I wanted to calculate this one$\displaystyle\int\limits_{0}^{\infty} \dfrac{\sin 2x}{x(\cos x+\cosh x)}\; dx$

I used $\displaystyle 2\sum\limits_{k=1}^{\infty}(-1)^{k-1}\sin kx e^{-kx}=\dfrac{\sin x}{\cos x+\cosh x}$ and after all efforts it reduced to

$\displaystyle \sum\limits_{k=1}^{\infty} (-1)^{k-1} \arctan(2k^2)$ and now this seems quite confusing to me. Please share if anyone has any inspiring solution.

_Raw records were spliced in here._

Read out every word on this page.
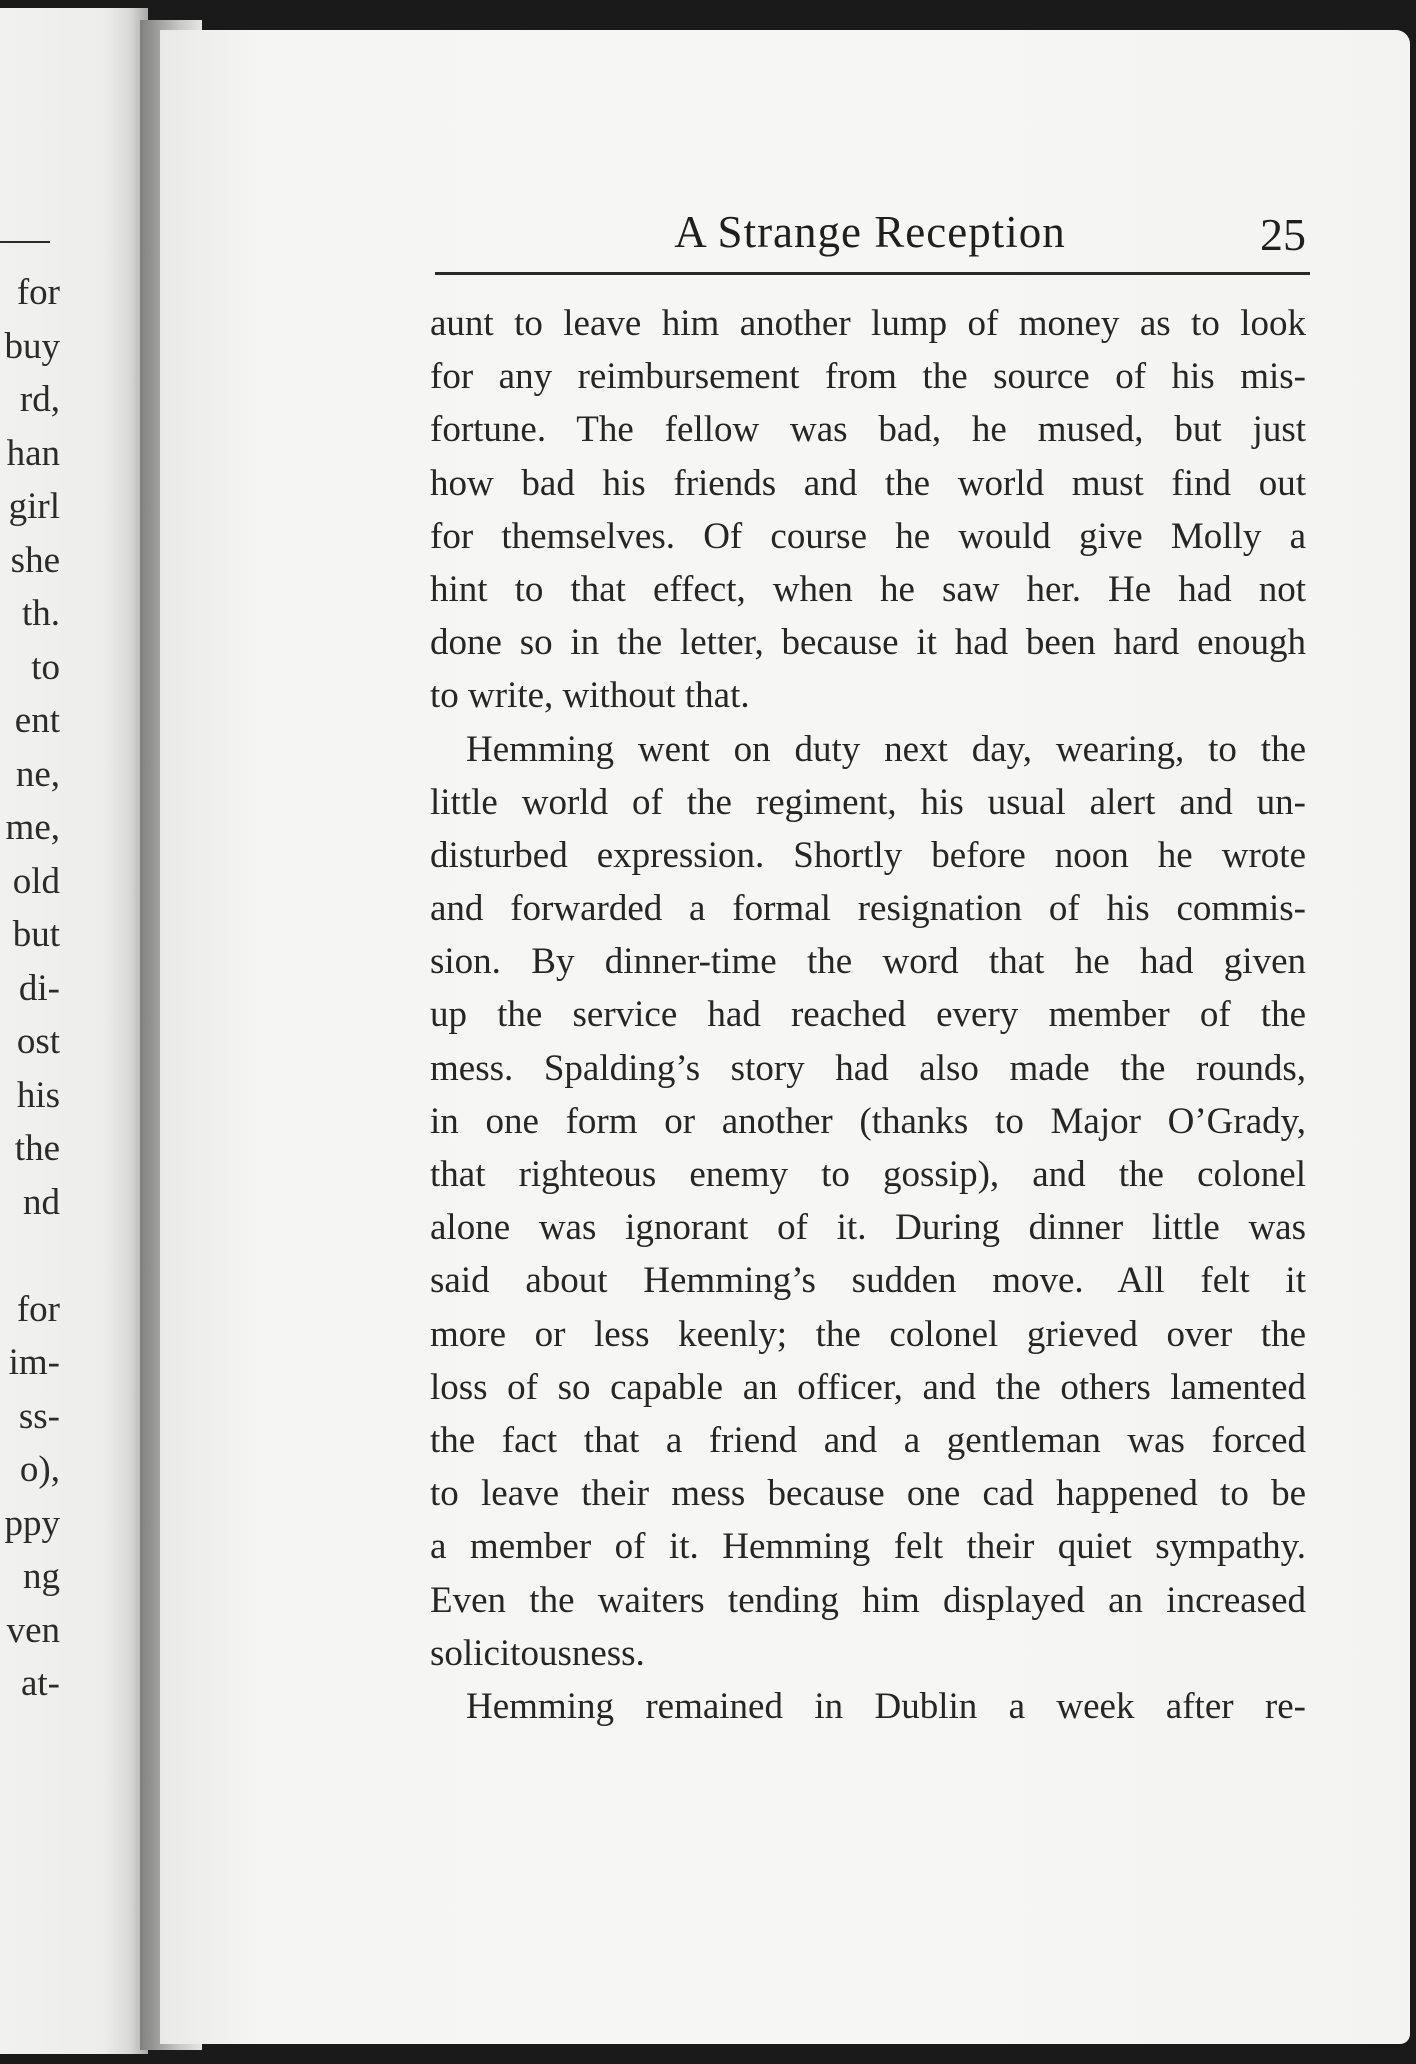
for
buy
rd,
han
girl
she
th.
to
ent
ne,
me,
old
but
di-
ost
his
the
nd
for
im-
ss-
o),
ppy
ng
ven
at-
A Strange Reception	25
aunt to leave him another lump of money as to look
for any reimbursement from the source of his mis-
fortune. The fellow was bad, he mused, but just
how bad his friends and the world must find out
for themselves. Of course he would give Molly a
hint to that effect, when he saw her. He had not
done so in the letter, because it had been hard enough
to write, without that.
Hemming went on duty next day, wearing, to the
little world of the regiment, his usual alert and un-
disturbed expression. Shortly before noon he wrote
and forwarded a formal resignation of his commis-
sion. By dinner-time the word that he had given
up the service had reached every member of the
mess. Spalding’s story had also made the rounds,
in one form or another (thanks to Major O’Grady,
that righteous enemy to gossip), and the colonel
alone was ignorant of it. During dinner little was
said about Hemming’s sudden move. All felt it
more or less keenly; the colonel grieved over the
loss of so capable an officer, and the others lamented
the fact that a friend and a gentleman was forced
to leave their mess because one cad happened to be
a member of it. Hemming felt their quiet sympathy.
Even the waiters tending him displayed an increased
solicitousness.
Hemming remained in Dublin a week after re-
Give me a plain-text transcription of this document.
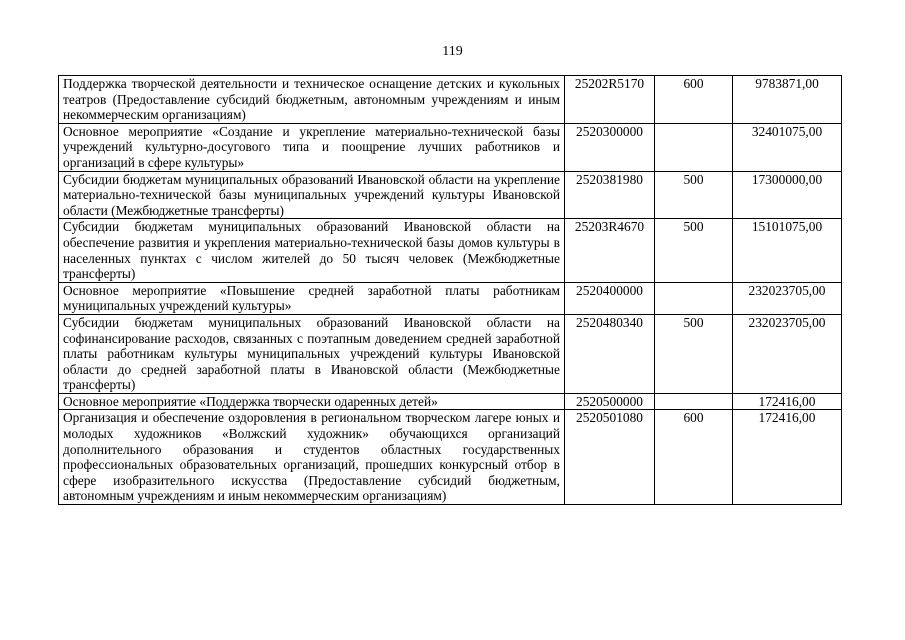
119
Поддержка творческой деятельности и техническое оснащение детских и кукольных театров (Предоставление субсидий бюджетным, автономным учреждениям и иным некоммерческим организациям)	25202R5170	600	9783871,00
Основное мероприятие «Создание и укрепление материально-технической базы учреждений культурно-досугового типа и поощрение лучших работников и организаций в сфере культуры»	2520300000		32401075,00
Субсидии бюджетам муниципальных образований Ивановской области на укрепление материально-технической базы муниципальных учреждений культуры Ивановской области (Межбюджетные трансферты)	2520381980	500	17300000,00
Субсидии бюджетам муниципальных образований Ивановской области на обеспечение развития и укрепления материально-технической базы домов культуры в населенных пунктах с числом жителей до 50 тысяч человек (Межбюджетные трансферты)	25203R4670	500	15101075,00
Основное мероприятие «Повышение средней заработной платы работникам муниципальных учреждений культуры»	2520400000		232023705,00
Субсидии бюджетам муниципальных образований Ивановской области на софинансирование расходов, связанных с поэтапным доведением средней заработной платы работникам культуры муниципальных учреждений культуры Ивановской области до средней заработной платы в Ивановской области (Межбюджетные трансферты)	2520480340	500	232023705,00
Основное мероприятие «Поддержка творчески одаренных детей»	2520500000		172416,00
Организация и обеспечение оздоровления в региональном творческом лагере юных и молодых художников «Волжский художник» обучающихся организаций дополнительного образования и студентов областных государственных профессиональных образовательных организаций, прошедших конкурсный отбор в сфере изобразительного искусства (Предоставление субсидий бюджетным, автономным учреждениям и иным некоммерческим организациям)	2520501080	600	172416,00
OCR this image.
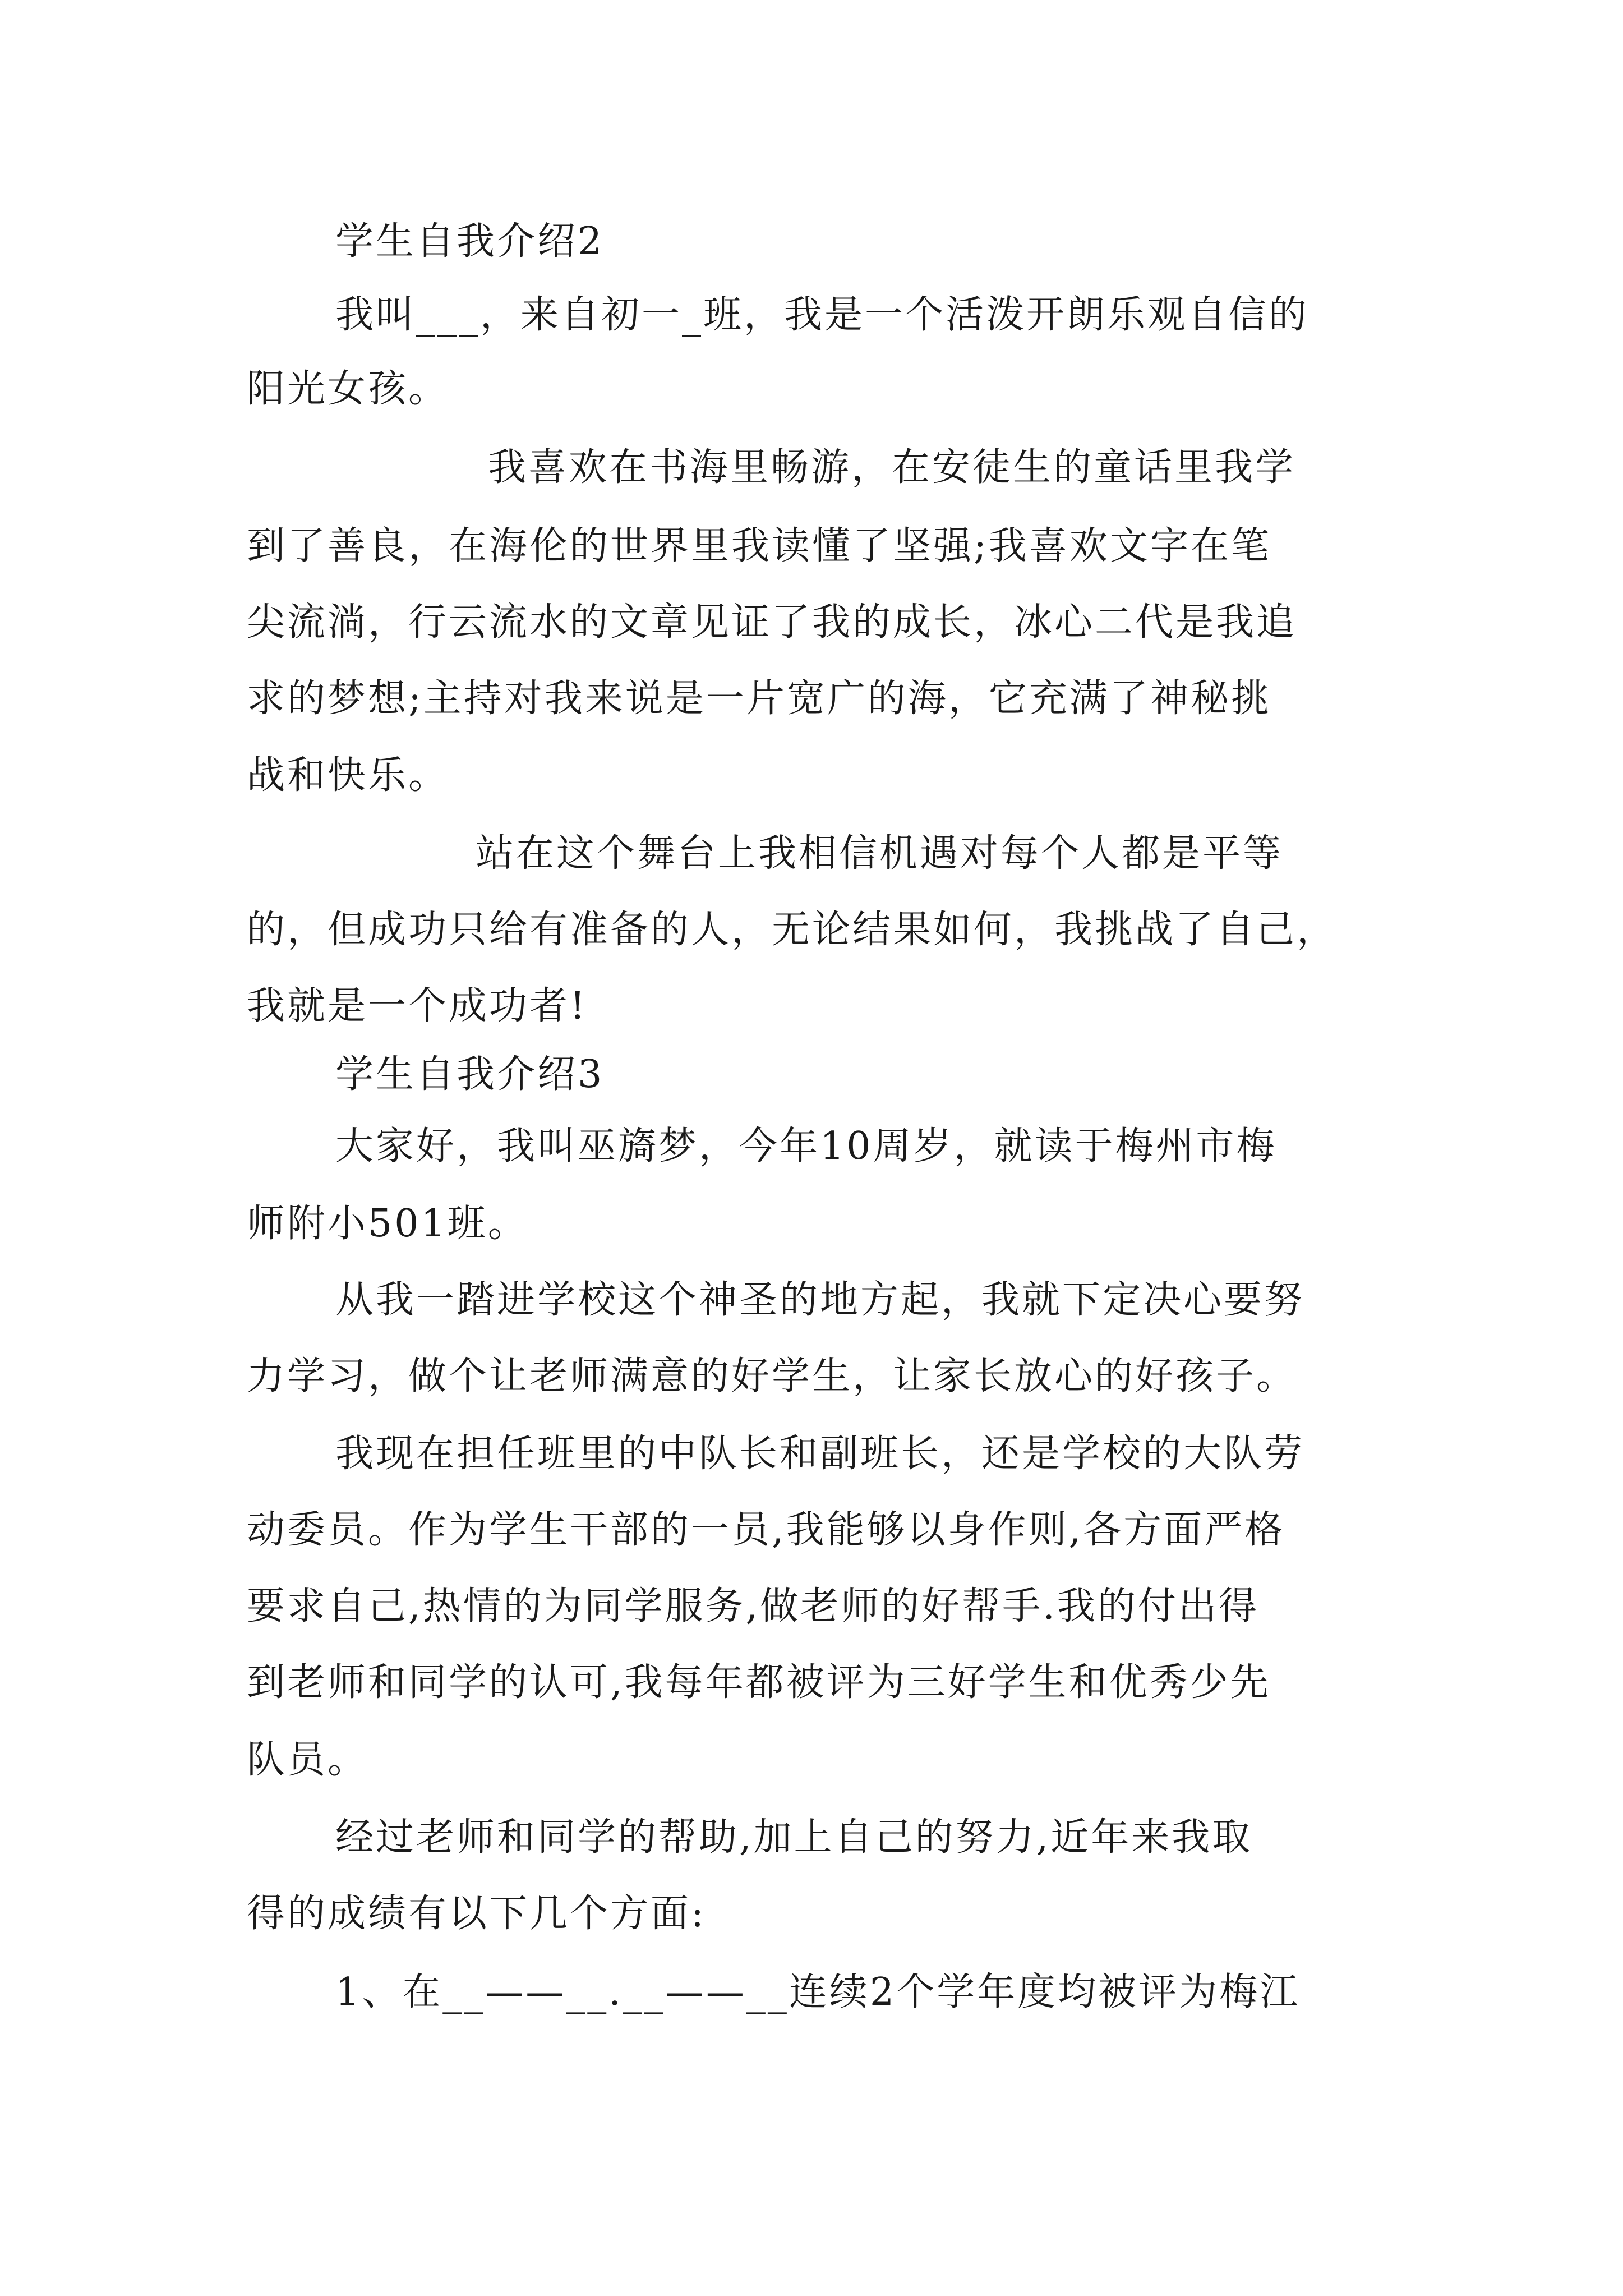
学生自我介绍2
我叫___，来自初一_班，我是一个活泼开朗乐观自信的
阳光女孩。
我喜欢在书海里畅游，在安徒生的童话里我学
到了善良，在海伦的世界里我读懂了坚强;我喜欢文字在笔
尖流淌，行云流水的文章见证了我的成长，冰心二代是我追
求的梦想;主持对我来说是一片宽广的海，它充满了神秘挑
战和快乐。
站在这个舞台上我相信机遇对每个人都是平等
的，但成功只给有准备的人，无论结果如何，我挑战了自己，
我就是一个成功者!
学生自我介绍3
大家好，我叫巫旖梦，今年10周岁，就读于梅州市梅
师附小501班。
从我一踏进学校这个神圣的地方起，我就下定决心要努
力学习，做个让老师满意的好学生，让家长放心的好孩子。
我现在担任班里的中队长和副班长，还是学校的大队劳
动委员。作为学生干部的一员,我能够以身作则,各方面严格
要求自己,热情的为同学服务,做老师的好帮手.我的付出得
到老师和同学的认可,我每年都被评为三好学生和优秀少先
队员。
经过老师和同学的帮助,加上自己的努力,近年来我取
得的成绩有以下几个方面:
1、在__——__.__——__连续2个学年度均被评为梅江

Maybe I've done some mistake while reducing it to a sum,

Answer 1

Hint

You nicely obtained $$\displaystyle\int\limits_{0}^{\infty} \dfrac{\sin 2x}{x(\cos x+\cosh x)}\; dx=\color{red}{2}\sum\limits_{k=1}^{\infty} (-1)^{k-1} \arctan(2k^2)$$ Now, consider $$u_k=(-1)^{k-1} \arctan(2k^2)$$ which gives $$u_{k+1}+u_k=(-1)^k \left(\arctan(2(k+1)^2)-\arctan(2k^2) \right)$$ which simplifies to $$u_{k+1}+u_k=(-1)^k \tan ^{-1}\left(\frac{2(k+1)}{1+4 k^2 (k+1)^2}\right)$$ and, as MyGlasses commented, you face a convergent series.